Daumier, Jahrgang 1808, war hier das Ventil. Sein Vater, ein Glasbläser aus Marseille, zog mit der Familie nach Paris, um mit einer neuen Karriere als Dichter Schiffbruch zu erleiden. Daumier, der sich als Laufbursche für Gerichte verdingen mußte, behielt diesen Blick der tragisch Gescheiterten auf die große Theaterbühne der Politik bei. Bereits eine seiner ersten Karikaturen, die Darstellung des „Bürgerkönigs“ Louis-Philippe I. als Riese Nimmersatt, dessen Ausscheidungen all die Prädikate und Diplome waren, die zu besitzen größter Wunsch der arrivierten Bürger war, adelte den Republikaner mit einer Gefängnisstrafe. Hinzu kam eine Verwundung durch Barrikadenkämpfe.

Dieses Kämpferische, immer im Augenblick aufs Ganze gehend, durchzieht Daumiers Gesamtwerk. Die stillen Momente, die sich in seinen Bildern finden lassen, sie sind nicht von langer Dauer. Die wenigen Ölgemälde Daumiers – fast alle kleinformatig, fast alle unvollendet –, man spürt förmlich die Ungeduld des Künstlers. Eine Ausnahme stellt der einzige ausgeführte Staatsauftrag Daumiers dar, eine Darstellung des Heiligen Sebastian, in welchem jener seine Unrast tatsächlich einmal zügeln mußte. Ansonsten bleibt ihm nur wenig Zeit, das künstlerisch Wahrgenommene festzuhalten. Stift, Papier, eine kurze Farbskizze – schon geht es weiter im Rhythmus der Presse.

Doch gerade hier wächst Daumier zu voller Größe. „Frau mit Kind“, ein kurzer Moment, mit wenigen Bewegungen in Farbe und Form festgehalten, er verweist auf eine neue Zeit. Formauflösung zugunsten einer impressionistischen Farbwirkung, Flächigkeit des Jugendstils, alles das und mehr kann man hier bei Daumier angedeutet herauslesen. Wie stilbildend die konturierte Zeichnung des Lithographen, die überzeichneten Gesichtszüge des Karikaturisten auch heute noch wirken, läßt sich vor allem an den Modellköpfen erkennen. Sie sehen aus wie einem Comic von André Franquin entsprungen.

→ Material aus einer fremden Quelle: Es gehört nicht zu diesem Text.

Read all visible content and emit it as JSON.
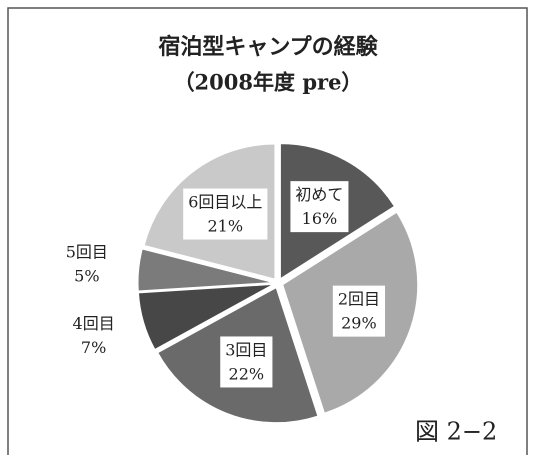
{
  "chart_data": {
    "type": "pie",
    "title": "宿泊型キャンプの経験",
    "subtitle": "（2008年度 pre）",
    "categories": [
      "初めて",
      "2回目",
      "3回目",
      "4回目",
      "5回目",
      "6回目以上"
    ],
    "values": [
      16,
      29,
      22,
      7,
      5,
      21
    ],
    "value_labels": [
      "16%",
      "29%",
      "22%",
      "7%",
      "5%",
      "21%"
    ],
    "colors": [
      "#585858",
      "#a9a9a9",
      "#6a6a6a",
      "#474747",
      "#7b7b7b",
      "#c9c9c9"
    ]
  },
  "figure_label": "図 2−2"
}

Von seinen Kollegen, vor allem den Nachwachsenden zwar als Gesamtkünstler hoch geehrt, blieb Daumier in den Augen des Publikums weiterhin der Lithograph, der ihnen einen Spiegel vorhielt. Erst kurz vor seinem Tod 1879, verarmt und beinahe völlig erblindet, würdigte man ihn in einer Gesamtschau.

Die Ausstellung „Daumier ist ungeheuer!“ ist bis zum 2. Juni im Berliner Max Liebermann Haus, Pariser Platz 7, täglich außer dienstags von 10 bis 18 Uhr, Sa./So. ab 11 Uhr, zu sehen. Telefon: 030 / 22 63 30 30

Der Katalog (Nicolai Verlag Berlin) mit 256 Seiten und 200 Abbildungen kostet in der Ausstellung 28 Euro

www.brandenburgertor.de

Foto: Honoré Daumier, Frau mit Kind (Femme portant son enfant), Öl auf Leinwand, um 1873: Das Bild verweist auf eine neue Zeit. Formauflösung zugunsten einer impressionistischen Farbwirkung, Flächigkeit des Jugendstils, alles das und mehr kann man hier bei Daumier angedeutet herauslesen.